Very strong evidence of the tie being recognised between parents and children is given me by Miss Serrell, who, when her terrier puppies return from walk, never hesitates to put two generations of the same family together. She tells me that the puppies’ tricks and gambols, that cannot but be disturbing to the older dogs, will never be resented by the mothers, though no other dogs in the kennels would suffer them. As terriers have the character of being particularly quarrelsome, and certainly require the most judicious management to keep the peace among a number of them, no testimony to the recognition of the family tie could be more convincing.

Then, too, we see the same characteristics, mental and moral, appearing in members of the same family. How jealously this truth is acted upon by hound breeders, we have only to study the kennel registers to see. A somewhat curious instance of unusual traits of independent action by a litter brother and sister took place in the Blackmore Vale country.

The mother of these hounds was bred by Mr. Merthyr Guest, some ten years before he resigned the Mastership. She had a great influence in the kennels, and in 1894 Rama and her brother Raleigh, “hounds of very marked character,” were born to her. The account of their peculiarities I take verbatim as Miss Serrell has given it:[2]

“Rama, a bright tan and white with a very intelligent head, was a useful hound in the field, but she had a curious characteristic that was not so much to her credit. No power and no persuasion would induce her to come home with the pack after a day’s hunting. She would go to covert in the morning demurely enough, and she hunted in a most business-like manner, but directly the day’s sport was over her good conduct came to an end. The moment the hounds and whippers-in grouped together and the Master gave the word for ‘home,’ Rama would set off by herself and race up hill and down dale till she was out of sight. No whipper-in could turn her, no horn recall her, and it was not till some two hours after the Master had reached home that she generally made her appearance at Inwood. Sometimes, however, she would make her way leisurely back to the kennels and sneak in during the evening.

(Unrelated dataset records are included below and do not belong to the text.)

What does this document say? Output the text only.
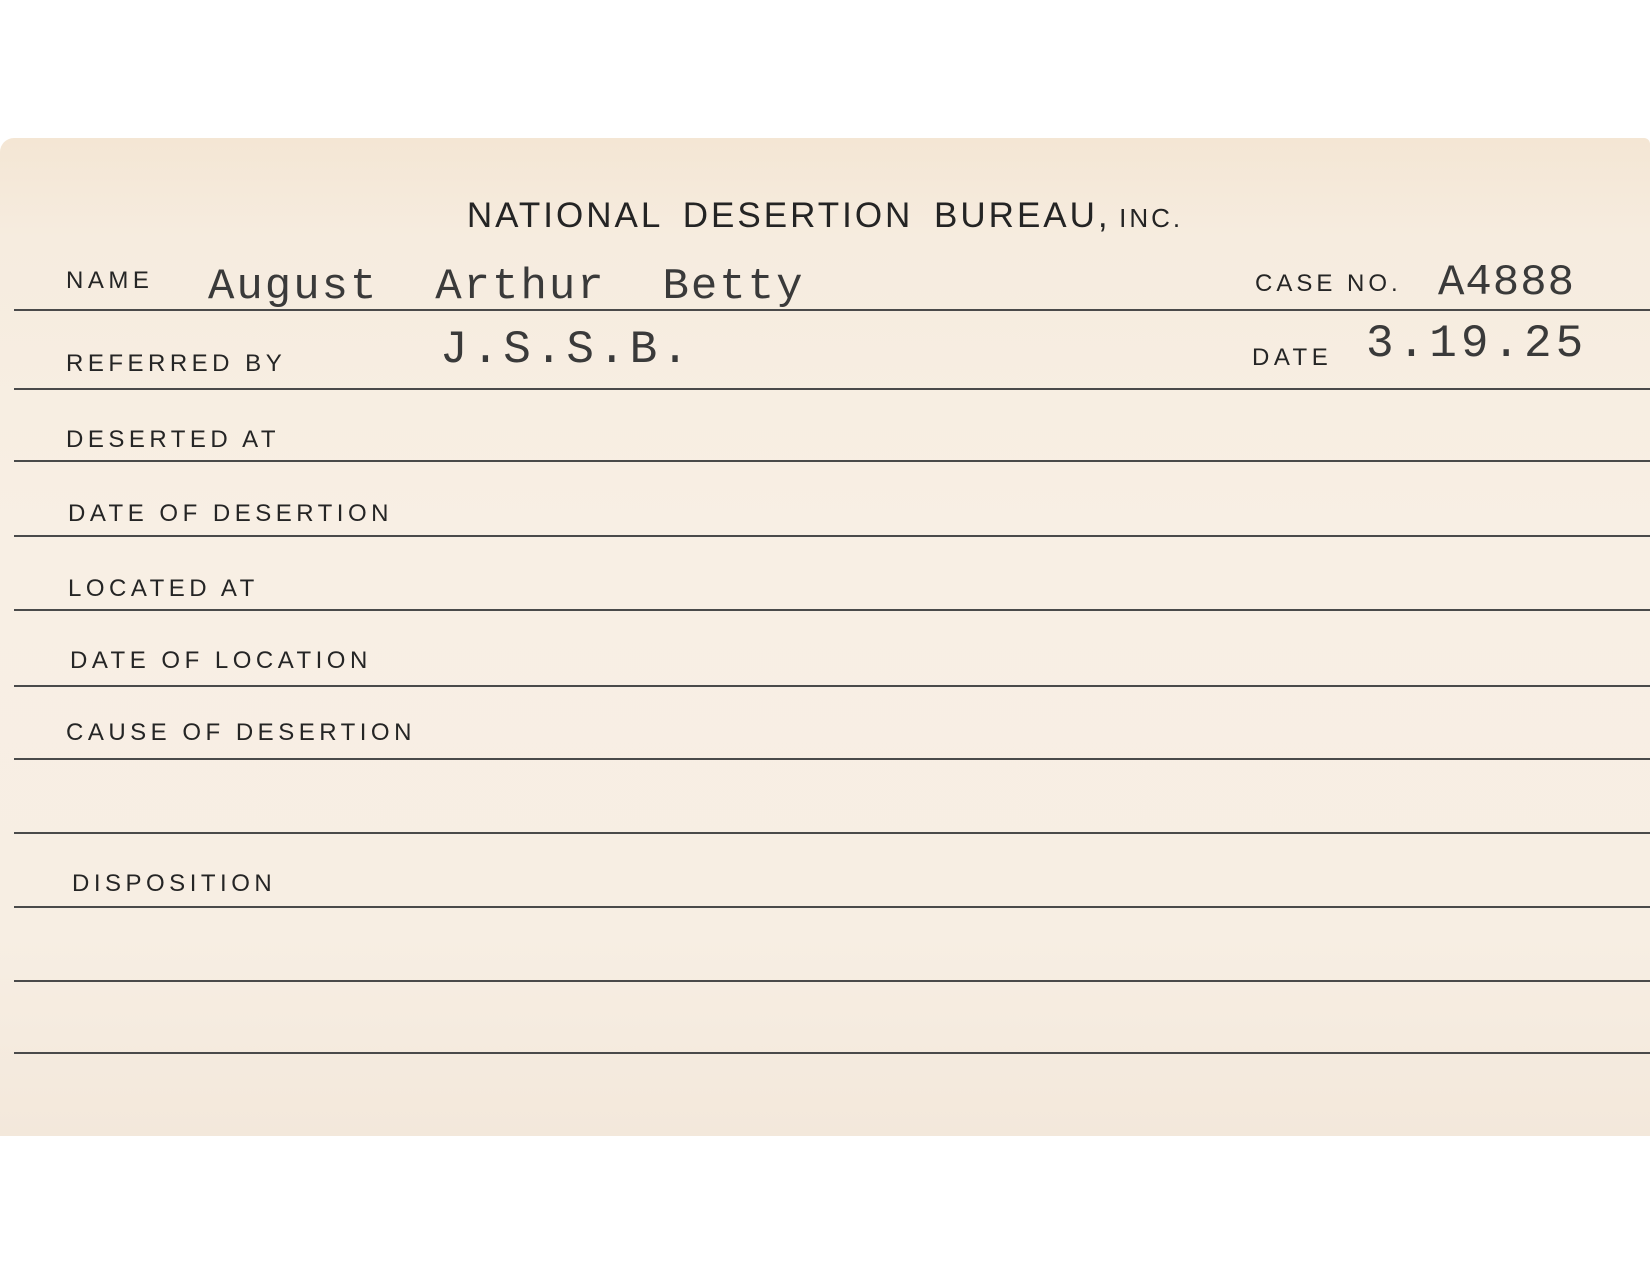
NATIONAL DESERTION BUREAU, INC.
NAME August  Arthur  Betty	CASE NO. A4888
REFERRED BY	J.S.S.B.	DATE 3.19.25
DESERTED AT
DATE OF DESERTION
LOCATED AT
DATE OF LOCATION
CAUSE OF DESERTION
DISPOSITION
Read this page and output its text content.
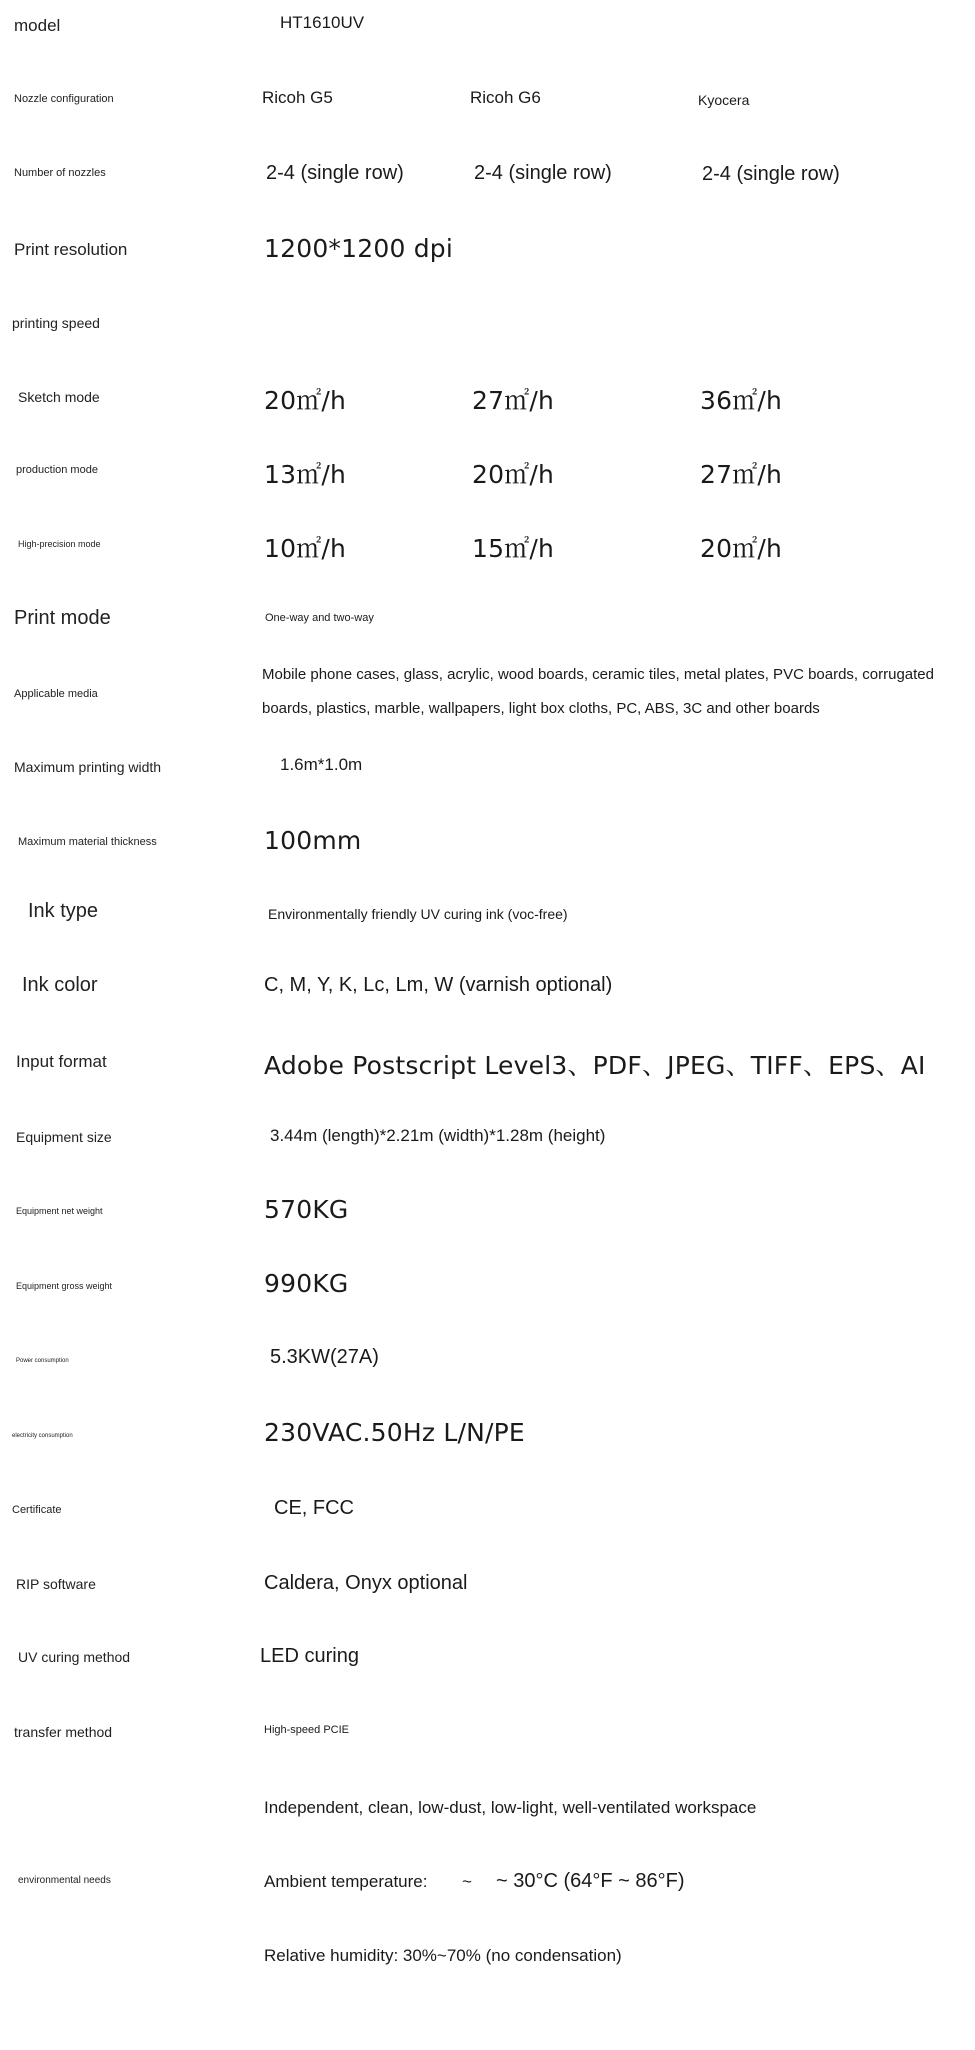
model	HT1610UV
Nozzle configuration	Ricoh G5	Ricoh G6	Kyocera
Number of nozzles	2-4 (single row)	2-4 (single row)	2-4 (single row)
Print resolution	1200*1200 dpi
printing speed
Sketch mode	20㎡/h	27㎡/h	36㎡/h
production mode	13㎡/h	20㎡/h	27㎡/h
High-precision mode	10㎡/h	15㎡/h	20㎡/h
Print mode	One-way and two-way
Applicable media
Mobile phone cases, glass, acrylic, wood boards, ceramic tiles, metal plates, PVC boards, corrugated boards, plastics, marble, wallpapers, light box cloths, PC, ABS, 3C and other boards
Maximum printing width	1.6m*1.0m
Maximum material thickness	100mm
Ink type	Environmentally friendly UV curing ink (voc-free)
Ink color	C, M, Y, K, Lc, Lm, W (varnish optional)
Input format	Adobe Postscript Level3、PDF、JPEG、TIFF、EPS、AI
Equipment size	3.44m (length)*2.21m (width)*1.28m (height)
Equipment net weight	570KG
Equipment gross weight	990KG
Power consumption	5.3KW(27A)
electricity consumption	230VAC.50Hz L/N/PE
Certificate	CE, FCC
RIP software	Caldera, Onyx optional
UV curing method	LED curing
transfer method	High-speed PCIE
Independent, clean, low-dust, low-light, well-ventilated workspace
environmental needs	Ambient temperature: ~ ~ 30°C (64°F ~ 86°F)
Relative humidity: 30%~70% (no condensation)
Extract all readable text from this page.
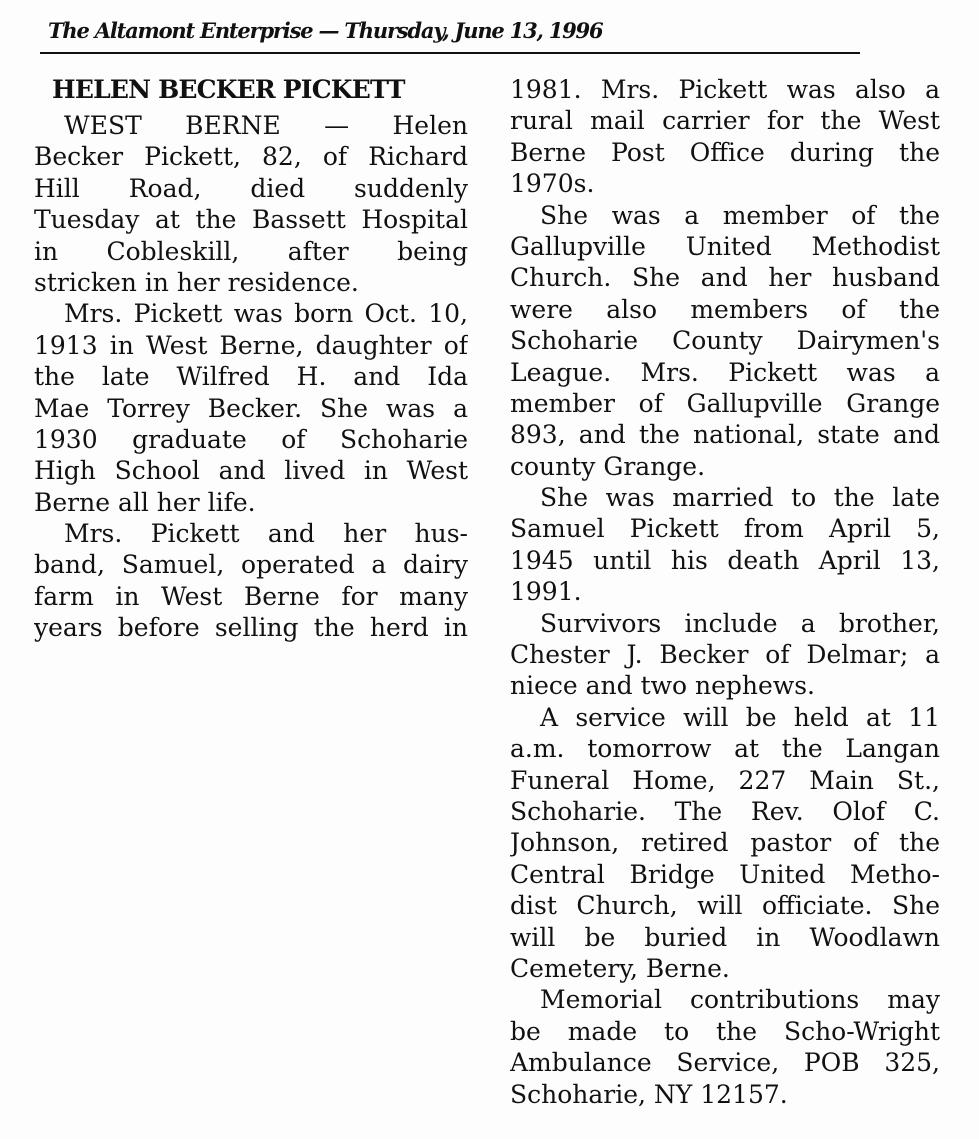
The Altamont Enterprise — Thursday, June 13, 1996
HELEN BECKER PICKETT
WEST BERNE — Helen
Becker Pickett, 82, of Richard
Hill Road, died suddenly
Tuesday at the Bassett Hospital
in Cobleskill, after being
stricken in her residence.
Mrs. Pickett was born Oct. 10,
1913 in West Berne, daughter of
the late Wilfred H. and Ida
Mae Torrey Becker. She was a
1930 graduate of Schoharie
High School and lived in West
Berne all her life.
Mrs. Pickett and her hus-
band, Samuel, operated a dairy
farm in West Berne for many
years before selling the herd in
1981. Mrs. Pickett was also a
rural mail carrier for the West
Berne Post Office during the
1970s.
She was a member of the
Gallupville United Methodist
Church. She and her husband
were also members of the
Schoharie County Dairymen's
League. Mrs. Pickett was a
member of Gallupville Grange
893, and the national, state and
county Grange.
She was married to the late
Samuel Pickett from April 5,
1945 until his death April 13,
1991.
Survivors include a brother,
Chester J. Becker of Delmar; a
niece and two nephews.
A service will be held at 11
a.m. tomorrow at the Langan
Funeral Home, 227 Main St.,
Schoharie. The Rev. Olof C.
Johnson, retired pastor of the
Central Bridge United Metho-
dist Church, will officiate. She
will be buried in Woodlawn
Cemetery, Berne.
Memorial contributions may
be made to the Scho-Wright
Ambulance Service, POB 325,
Schoharie, NY 12157.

“Such unhoundlike conduct was not to be tolerated, so the order was given for her to be caught and coupled to another hound. She was then forced to trot home with the rest of the pack, but she did so with her stern down and an expression of unspeakable sadness upon her face. She soon showed that she had a soul above such tyranny, for after she had been captured once or twice, it was enough for the whipper-in to dismount and begin unbuckling the couples for her to make off. Indeed so sharp did she become that at last the Master did not dare to give the order for her to be caught, or to allow the jingling of the couples, but he arranged beforehand that she should be secured before the end of the day’s sport. It was not long before Rama was on her guard even against this early capture, and with a look at the hunt servants she would turn and gallop off before the last covert was drawn.

Raleigh Trial
Rama Armiger
MR. GUEST’S HOUNDS. 1900

“Raleigh, a brother of Rama, was also a peculiar hound, and in his first cub-hunting season showed an extraordinary objection to coming out of covert with the other hounds. He would follow to the side of the covert, and it was very funny to see him peeping out and disappearing again if he saw he was being waited for. Again and again he would do this, until at last, when the coast was clear, he would jump out and go on with the pack as if nothing had happened. Raleigh was very fond of looking into every cottage garden, but he was not such an inveterate cat-hunter as Rama, who would dash into and through every garden before she could be stopped, and woe betide the cat who was not quick enough to save herself in the nearest apple-tree.”

In a neighbouring country in the West, a curious trait was shown by one of the hounds. She would never go to covert with the rest of the pack or return home at night with them. When the work of the day began, she was always up and took her full share with her fellows. But on the way out from kennels in the morning, she always ran by herself at some distance from the others, though not too far off for her to be able to keep the line to the selected covert. The same thing happened as soon as the word for home was given, and the solitary figure, at some few hundred yards on one side or the other of the kennel party, would be seen flashing over the fields and hedges as if the hound was acting scout to the retiring force.

Another hound in the same kennels would only hunt with one of the Masters, who in turn acted as huntsman. With one of the huntsmen this hound would behave in normal fashion and do her work well in the field, but for the other she would not only not work, but she would not go out with the pack when it was in his hands.